The story was a patchwork of a lot of different worn out sci-fi themes. There was the "alien takes over the human" theme, the "alien dwells among us" theme and of course, "the evil baby gestating in the good and pure mother" theme. Suffice it to say that this wasn't fresh material. But let's be honest. How many stories are really fresh material? Why are we suckers for the same old romantic comedy storylines again and again and yet we expect that sci-fi must be completely novel to be good?

What is outstanding about this film is the suspense. I haven't seen a film that was so effective as a suspense film in quite some time. It was effective because of daring use of the camera by Ravich that visually left me begging for relief in scene after scene. Actually, if there is any criticism of this film it is the fact that the suspense was too well done. It wears the viewer out without sufficient mental rest stops.

Ravich's use of extreme close ups, wide angle shots, rapid camera movements, odd perspectives, and tight sets produces a sense of relentless suspense that made me want jump into the screen and yell at the characters. For some, this was probably overwhelming and tedious. It seems that viewers today want pace, novelty and surprises. Yes, we knew Spencer (Johnny Depp) was now an alien. Yes, we knew that Jillian (Charlize Theron) had alien babies growing inside her. What we didn't know was what she was going to do about it and what he was going to do about her.
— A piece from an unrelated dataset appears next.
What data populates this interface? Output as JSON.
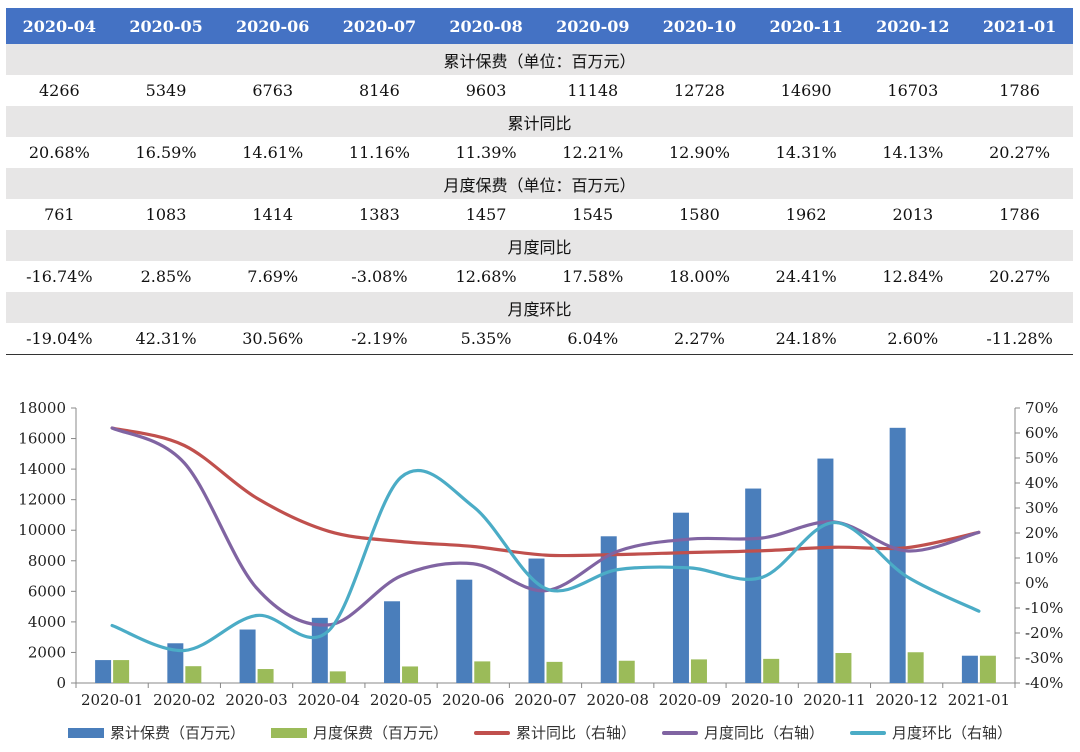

So I thought the story was ultimately effective in achieving its goal...thrilling suspense.

What this film lacked was a hideous monster and a lot of blood and gore. This is why it wasn't popular in my opinion because these are staples of today's mass market viewer. This is the very reason I thought it was excellent because it produced fear and anticipation, not by what was seen, but by what was unseen.

From an acting perspective, this was a shining moment for Charlize Theron. This was a very demanding film for a female lead and she handled it like a pro. Her part demanded a full range of emotions from sweet adoring wife to the terror of a caged animal and she delivered the most complete performance I've seen from her to date. As a matter of fact, Theron so controlled the screen that Johnny Depp didn't really have much to do except give the occasional menacing look.

I'm going to buck the tide with this one and give it an 8/10. This film was about style. It failed to deliver the obvious and this elusiveness made it unique among all the weird science fiction rip-them-to-shreds hack movies that jam the video store shelves. And that's what I liked most about it.